In just three weeks we will get our first taste of football. The best of the Thursday night games will be Mississippi State at Memphis, and then we will get a Friday night game of TCU vs. Baylor game before a flurry of Saturday happiness.
This happiness will be enjoyed by most fans as their teams play patsies, and Auburn is no different with its game against Utah State. The Tigers will more than likely put up 50-plus points and allow no more than 10 points scored. The fans will be ecstatic and start the "Gus Malzahn can do no wrong" chant.
And then comes Mississippi State.
If Auburn fans think the Tigers will roll over MSU this season then they have another thing coming. MSU returns more starters along with a seasoned quarterback and a new game plan. They have to work hard to win eight games—and Auburn could possibly be one of them.
With one of the toughest road schedules this year in the SEC some of the Auburn faithful do not realize what lies ahead. Talent is one thing and experience another, especially at opponents' stadiums.
A lot of SEC teams have talent. But talent is not what is missing with Auburn—it is the ability to win games on the road with the inexperienced.
Offensively the Tigers lose the greatest quarterback in their history: Cam Newton. We all know the athletic story. Replacing a quarterback happens all the time. This is nothing new. But if you don't think the level will drop off at that position just ask Florida.
The real issue is the offensive line.
Timing is everything, and along with timing is cohesion. This offensive line will need several games to get in tune, but the problem is they don't have that luxury. The second and third game of the season will set the tempo for the rest of run.
They will also need to watch the penalties. A Malzahn system can get fast, especially when he doesn't have the experience he needs.
While losing the majority of the offensive line is one thing, possibly starting a true freshman at center with a fresh set of hands under him is a whole other work in progress. This tandem will need to have some relief.
That relief brings us to another component of loss, the wide receiver position. Darvin Adams and Terrell Zachery's departure leaves a wide open hole downfield. Losing your top two receivers always does.
Blake Emory will have to step into that hole, along with 24-year-old DeAngelo Benton and Quindarius Carr. It is even thought that tight end Philip Lutzenkirchen will see some wide out time. These guys are going to have to give their quarterback some easy targets because the backfield may have some unwanted guests more often than not.

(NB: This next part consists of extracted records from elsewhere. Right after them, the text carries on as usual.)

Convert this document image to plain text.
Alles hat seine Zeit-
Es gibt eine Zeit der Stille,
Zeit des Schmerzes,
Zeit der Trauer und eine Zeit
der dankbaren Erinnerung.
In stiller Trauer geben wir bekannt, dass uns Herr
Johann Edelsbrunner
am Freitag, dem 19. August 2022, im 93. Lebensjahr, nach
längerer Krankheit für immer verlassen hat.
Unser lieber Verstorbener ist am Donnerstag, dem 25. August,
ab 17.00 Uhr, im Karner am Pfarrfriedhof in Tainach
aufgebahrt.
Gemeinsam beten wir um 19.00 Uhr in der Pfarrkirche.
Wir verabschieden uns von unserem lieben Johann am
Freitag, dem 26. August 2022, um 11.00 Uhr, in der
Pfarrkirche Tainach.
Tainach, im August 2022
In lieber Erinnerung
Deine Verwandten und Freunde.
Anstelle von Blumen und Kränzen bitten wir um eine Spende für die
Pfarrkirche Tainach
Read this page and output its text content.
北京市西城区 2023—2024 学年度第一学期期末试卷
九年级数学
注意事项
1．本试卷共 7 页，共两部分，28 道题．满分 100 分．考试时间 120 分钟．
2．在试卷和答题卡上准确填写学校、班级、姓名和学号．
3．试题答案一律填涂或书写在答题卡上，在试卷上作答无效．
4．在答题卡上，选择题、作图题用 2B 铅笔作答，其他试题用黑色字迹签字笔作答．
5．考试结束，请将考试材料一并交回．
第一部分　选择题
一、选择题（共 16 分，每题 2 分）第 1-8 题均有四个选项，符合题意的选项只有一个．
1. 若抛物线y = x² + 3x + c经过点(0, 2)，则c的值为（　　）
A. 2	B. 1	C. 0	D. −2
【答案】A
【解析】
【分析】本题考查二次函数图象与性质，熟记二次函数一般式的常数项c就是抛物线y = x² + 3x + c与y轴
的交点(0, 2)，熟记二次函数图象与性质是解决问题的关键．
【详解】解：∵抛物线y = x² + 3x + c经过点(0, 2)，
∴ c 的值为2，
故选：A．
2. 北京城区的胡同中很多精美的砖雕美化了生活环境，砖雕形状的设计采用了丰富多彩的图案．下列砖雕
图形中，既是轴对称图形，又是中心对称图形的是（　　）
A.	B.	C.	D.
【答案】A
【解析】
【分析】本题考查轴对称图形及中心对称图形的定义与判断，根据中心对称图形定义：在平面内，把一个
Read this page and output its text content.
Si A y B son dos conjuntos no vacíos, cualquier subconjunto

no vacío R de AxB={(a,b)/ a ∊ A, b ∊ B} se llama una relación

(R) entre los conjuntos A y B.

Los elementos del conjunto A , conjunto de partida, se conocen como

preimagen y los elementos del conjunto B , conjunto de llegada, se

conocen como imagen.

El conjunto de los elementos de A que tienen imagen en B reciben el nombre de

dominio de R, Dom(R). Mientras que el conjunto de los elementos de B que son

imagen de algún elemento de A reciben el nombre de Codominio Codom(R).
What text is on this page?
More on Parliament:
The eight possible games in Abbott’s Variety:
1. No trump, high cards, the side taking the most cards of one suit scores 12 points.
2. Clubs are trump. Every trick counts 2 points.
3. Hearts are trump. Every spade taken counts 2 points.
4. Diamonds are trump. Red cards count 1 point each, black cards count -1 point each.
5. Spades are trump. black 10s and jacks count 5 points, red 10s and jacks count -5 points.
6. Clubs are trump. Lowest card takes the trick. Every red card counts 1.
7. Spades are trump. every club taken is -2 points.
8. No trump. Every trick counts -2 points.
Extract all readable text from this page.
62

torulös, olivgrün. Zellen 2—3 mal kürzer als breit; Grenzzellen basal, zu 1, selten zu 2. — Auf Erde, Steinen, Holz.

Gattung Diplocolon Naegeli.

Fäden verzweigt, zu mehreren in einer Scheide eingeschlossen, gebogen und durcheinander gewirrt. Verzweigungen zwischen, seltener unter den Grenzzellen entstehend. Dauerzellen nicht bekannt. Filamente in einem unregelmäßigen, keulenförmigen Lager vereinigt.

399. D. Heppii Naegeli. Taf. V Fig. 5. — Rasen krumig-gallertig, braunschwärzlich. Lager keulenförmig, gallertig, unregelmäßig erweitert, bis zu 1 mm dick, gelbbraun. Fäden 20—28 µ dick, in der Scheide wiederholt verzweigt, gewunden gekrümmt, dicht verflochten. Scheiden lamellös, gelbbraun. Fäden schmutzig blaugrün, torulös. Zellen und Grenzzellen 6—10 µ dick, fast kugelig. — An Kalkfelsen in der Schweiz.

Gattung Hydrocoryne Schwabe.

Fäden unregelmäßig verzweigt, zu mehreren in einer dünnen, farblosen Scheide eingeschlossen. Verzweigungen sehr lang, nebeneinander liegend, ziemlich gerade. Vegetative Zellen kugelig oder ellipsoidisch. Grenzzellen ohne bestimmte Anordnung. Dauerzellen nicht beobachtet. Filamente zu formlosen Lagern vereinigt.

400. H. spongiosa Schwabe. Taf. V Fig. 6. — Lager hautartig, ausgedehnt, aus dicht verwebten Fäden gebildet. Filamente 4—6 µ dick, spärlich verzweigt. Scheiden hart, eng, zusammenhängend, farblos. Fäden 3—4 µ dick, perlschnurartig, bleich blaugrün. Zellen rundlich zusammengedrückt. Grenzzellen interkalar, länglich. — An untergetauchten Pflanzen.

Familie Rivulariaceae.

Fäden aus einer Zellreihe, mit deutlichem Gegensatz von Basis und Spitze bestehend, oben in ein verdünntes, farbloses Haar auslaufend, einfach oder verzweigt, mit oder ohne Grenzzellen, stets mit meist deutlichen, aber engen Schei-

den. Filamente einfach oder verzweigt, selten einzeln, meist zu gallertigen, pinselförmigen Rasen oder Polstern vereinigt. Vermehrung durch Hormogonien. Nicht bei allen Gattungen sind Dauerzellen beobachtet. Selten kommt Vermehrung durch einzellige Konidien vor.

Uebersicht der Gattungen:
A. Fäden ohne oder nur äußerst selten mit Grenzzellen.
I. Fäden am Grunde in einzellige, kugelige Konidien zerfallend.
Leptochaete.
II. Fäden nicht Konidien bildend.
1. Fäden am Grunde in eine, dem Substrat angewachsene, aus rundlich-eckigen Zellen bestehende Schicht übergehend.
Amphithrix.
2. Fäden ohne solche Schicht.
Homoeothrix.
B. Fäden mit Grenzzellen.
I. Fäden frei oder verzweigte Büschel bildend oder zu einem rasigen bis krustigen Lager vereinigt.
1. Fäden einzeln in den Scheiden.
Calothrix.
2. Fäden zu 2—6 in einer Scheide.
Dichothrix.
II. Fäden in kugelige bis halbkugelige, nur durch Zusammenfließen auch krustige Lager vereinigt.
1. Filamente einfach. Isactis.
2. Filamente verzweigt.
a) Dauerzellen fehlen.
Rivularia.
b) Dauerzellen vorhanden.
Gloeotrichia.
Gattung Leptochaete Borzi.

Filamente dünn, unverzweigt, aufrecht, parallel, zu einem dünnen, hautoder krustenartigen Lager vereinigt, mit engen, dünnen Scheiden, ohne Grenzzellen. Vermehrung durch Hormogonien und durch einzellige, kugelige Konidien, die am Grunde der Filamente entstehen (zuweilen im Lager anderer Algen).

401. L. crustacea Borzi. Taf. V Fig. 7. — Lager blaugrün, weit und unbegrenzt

On the other side of the ball Auburn loses top talents Nick Fairley, Antoine Carter, Zac Etheridge, Demond Washington and Josh Bynes. Other notables are Mike McNeil, Michael Goggans and Craig Stevens. Sure, a couple of these guys were nothing to brag about in the secondary, but they had experience.
One other notable loss is Wes Byrum. A kicker is key in games and on more than one occasion Byrum brought home the W.
The good news is the return of running backs Michael Dyer and Onterio McCalebb. The bad news for them is the experience up front.
With a target on their backs and road trips to Clemson, South Carolina, Arkansas, LSU and UGA, it is conceivable the Tigers have five losses right there. Throw in a tuned up MSU, UF and Alabama at home and the schedule gets even heavier.
Every aforementioned team, with exception of Florida, wants payback. Every one of those teams return more starters than Auburn. And every one of those starters remembers last season.
Auburn is going to have to scrap if it wants to go bowling. It is going to have to dominate if it wants to win the SEC.
There are haters out there that say Auburn will go 4-8. There are fans out there that say the Tigers will go 10-2. Somewhere in between lies the Tiger and potentially the worst defending BCS national champion to date.